The results speak for themselves: Blowback is so much more open and involving than any of the albums following his pioneering début that it's as if he's had an operation (an antipathectomy, perhaps?) to let his hitherto repressed better side flow freely for the first time. It's still a dark, sticky kind of sound, but sweeter: treacle-dark, rather than bitumen-black. He's still fond of collaborations, but the weight no longer rests mostly on his guests' shoulders. He even manages to make Alanis Morissette palatable on the opening track "Excess", whose cool, cantering rhythm owes little to any contemporary dancefloor beat. Various Red Hot Chili Peppers sit in on "#1 Da Woman" (Eighties US rawk meets Nineties Tricky whisper) and "Girls" (rap-metal that's old enough to shave), while the most striking piece on the album, "Five Days", features Cyndi Lauper singing like Kate Bush over Tricky's cello and electric-piano pow-wow shuffle. Here, for the first time in ages, Tricky rediscovers how to be menacing without actively repelling.

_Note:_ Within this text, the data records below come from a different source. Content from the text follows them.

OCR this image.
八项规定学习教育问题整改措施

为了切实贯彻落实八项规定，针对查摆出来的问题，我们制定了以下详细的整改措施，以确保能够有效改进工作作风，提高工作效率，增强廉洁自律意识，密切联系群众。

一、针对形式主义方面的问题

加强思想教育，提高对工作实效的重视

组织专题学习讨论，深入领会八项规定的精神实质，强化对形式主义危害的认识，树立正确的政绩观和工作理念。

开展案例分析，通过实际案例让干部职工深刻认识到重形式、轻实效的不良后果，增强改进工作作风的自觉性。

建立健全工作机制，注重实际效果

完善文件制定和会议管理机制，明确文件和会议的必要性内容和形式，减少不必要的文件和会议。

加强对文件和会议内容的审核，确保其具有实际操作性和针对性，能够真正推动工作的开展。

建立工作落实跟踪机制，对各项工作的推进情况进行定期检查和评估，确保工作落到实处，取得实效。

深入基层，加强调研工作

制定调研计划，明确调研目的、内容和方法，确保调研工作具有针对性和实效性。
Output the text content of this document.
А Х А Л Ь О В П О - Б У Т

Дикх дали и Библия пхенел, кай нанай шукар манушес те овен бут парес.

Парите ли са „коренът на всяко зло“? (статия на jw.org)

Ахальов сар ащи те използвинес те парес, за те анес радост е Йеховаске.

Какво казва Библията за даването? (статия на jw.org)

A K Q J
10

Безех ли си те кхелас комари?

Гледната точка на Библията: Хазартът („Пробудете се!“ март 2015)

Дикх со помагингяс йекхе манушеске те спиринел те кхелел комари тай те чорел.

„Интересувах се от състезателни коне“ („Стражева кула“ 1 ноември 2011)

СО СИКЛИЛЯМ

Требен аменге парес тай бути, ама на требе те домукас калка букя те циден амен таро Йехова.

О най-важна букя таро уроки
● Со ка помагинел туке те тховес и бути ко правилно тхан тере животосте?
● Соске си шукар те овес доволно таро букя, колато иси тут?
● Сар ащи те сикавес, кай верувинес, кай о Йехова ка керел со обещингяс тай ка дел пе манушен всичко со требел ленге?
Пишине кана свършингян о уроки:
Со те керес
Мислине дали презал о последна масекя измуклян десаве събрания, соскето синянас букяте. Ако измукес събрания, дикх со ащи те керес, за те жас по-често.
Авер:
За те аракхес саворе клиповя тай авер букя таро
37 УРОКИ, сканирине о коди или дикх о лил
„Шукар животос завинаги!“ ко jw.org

Likewise on "Song for Yukiko", he manages to evoke that whole Mishima/ Oshima erotic pain thing through just a few revealing lines and an elegant, minimal backing track – not so much an Empire of the Senses as a small protectorate, perhaps. Tricky's main vocal cohorts throughout the album are his Bronx ragga chatting chum Hawkman and chanteuse Ambersunshower, whose high-register sweetness applies balm to Tricky's gruff mutterings.
Just as important in the overall scheme of things, though, are American mix specialists Tom Lord-Alge and Jack Joseph Puig, whose skills at maximising the appeal of Tricky's sound montages give Blowback an attractive transatlantic punch.